When I first started blogging I overshared. I cringe when I look back at some of my posts. Most of which have been removed from being public at this point. And the area that I overshared the most was discussing my children. Thankfully I felt convicted on this more and more over the years. Last year Josh and I made the decision that we would not be posting photos of the kids on our social media accounts and I would not share photos on the blog. As a mother I am choosing to make their security a priority and limit their digital footprint.
About 5 years ago my husband was at the mall with our son who was 18 months old at the time (yep you can tell this story is old because people still shopped at the mall instead of on Amazon). Two women came up to Josh that he had never met before. They were saying hello to him and our son by name, saying how cute our son was, and that they read my blog and really loved our family.
While I think the intention of those ladies at the mall was harmless, I also couldn’t stop thinking about how that scenario would play out as my son grew older. Would he one day resent me for sharing his images and stories on the internet without his permission? Would I regret the amount of information I had shared, knowing that I had helped build his online presence and history from a young age?
As a grappled with those questions a few months later our daughter was born. Though I continued to share photo’s and information on this blog and my social media channels a nagging feeling was lingering underneath my writing. I wondered should I really be doing this? I didn’t want to stop blogging but maybe I needed a course correction.
At this time my life felt like it was spiraling out of control. I had postpartum depression and anxiety after our daughter was born and I felt overwhelmed. Overwhelmed with figuring out how to take care of two kids under the age of two, overwhelmed with what direction I should be blogging and honestly just overwhelmed with life in general. At this lowest point I realized I could no longer just say that God was fully in control of my mind and heart. I would actually need to surrender control over to him. The course correction I was seeking wasn’t only for what direction I should be blogging. Ultimately I was trying to figure out who I was living for and who I was trying to glorify in the process.
The ugliness and brokenness inside me wasn’t something I wanted to glorify. Instead of seeking out what the world was offering me through mind numbing reality television, social media feeds, and the latest headlines of breaking news I started to pursue Jesus. And my soul started to rest.
“Come to me, all you who are weary and burdened, and I will give you rest. Take my yoke upon you and learn from me, for I am gentle and humble in heart, and you will find rest for your souls. For my yoke is easy and my burden is light.”
Matthew 11:28 – 30
I would love to say this was easy but it wasn’t. It was hard and painful. But the more I kept pursuing Jesus the more I started to find peace that I hadn’t felt in years. Through this refining process I let go of areas in my life that didn’t honor the Lord, like teaching yoga. In letting areas of my life die, God in his goodness, breathed new life into me by leading me into pursuing foster care.

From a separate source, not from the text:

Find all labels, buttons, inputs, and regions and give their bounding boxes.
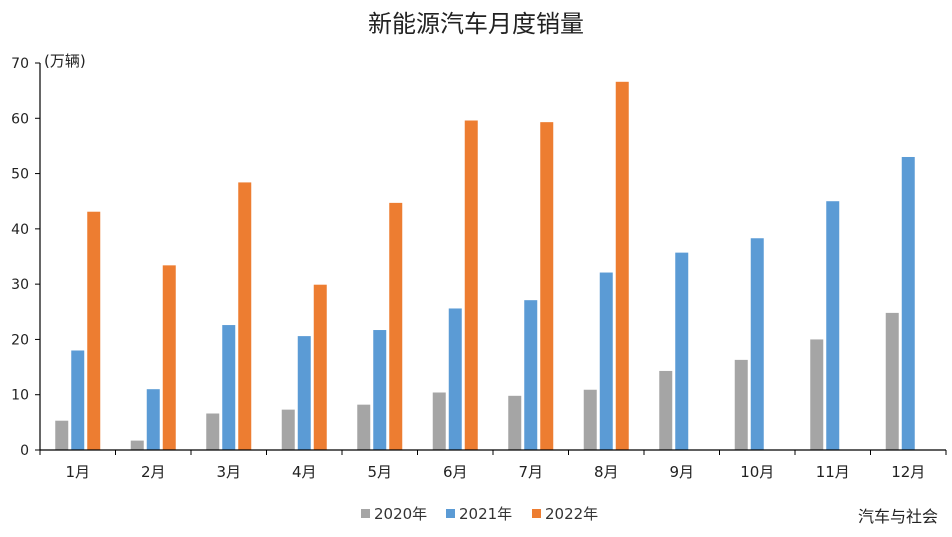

It has been really amazing to see the transformation of my writing style and content over the last 7 years. This blog started out as a way to document my health and wellness journey. It has provided our family with additional income and allowed me to connect and build relationships with more people.
The biggest and most unexpected blessing blogging has provided me is the ability to witness and revisit the greatest transformation happening in my life. I am being made new in Christ.
Therefore, if anyone is in Christ, the new creation has come: The old has gone, the new is here!
2 Corinthians 5:17
I am thankful for the ability to freely write about any topic I wish and to encourage others in the process. Thank you so much for reading! I appreciate all of you who take the time to visit The Workout Mama.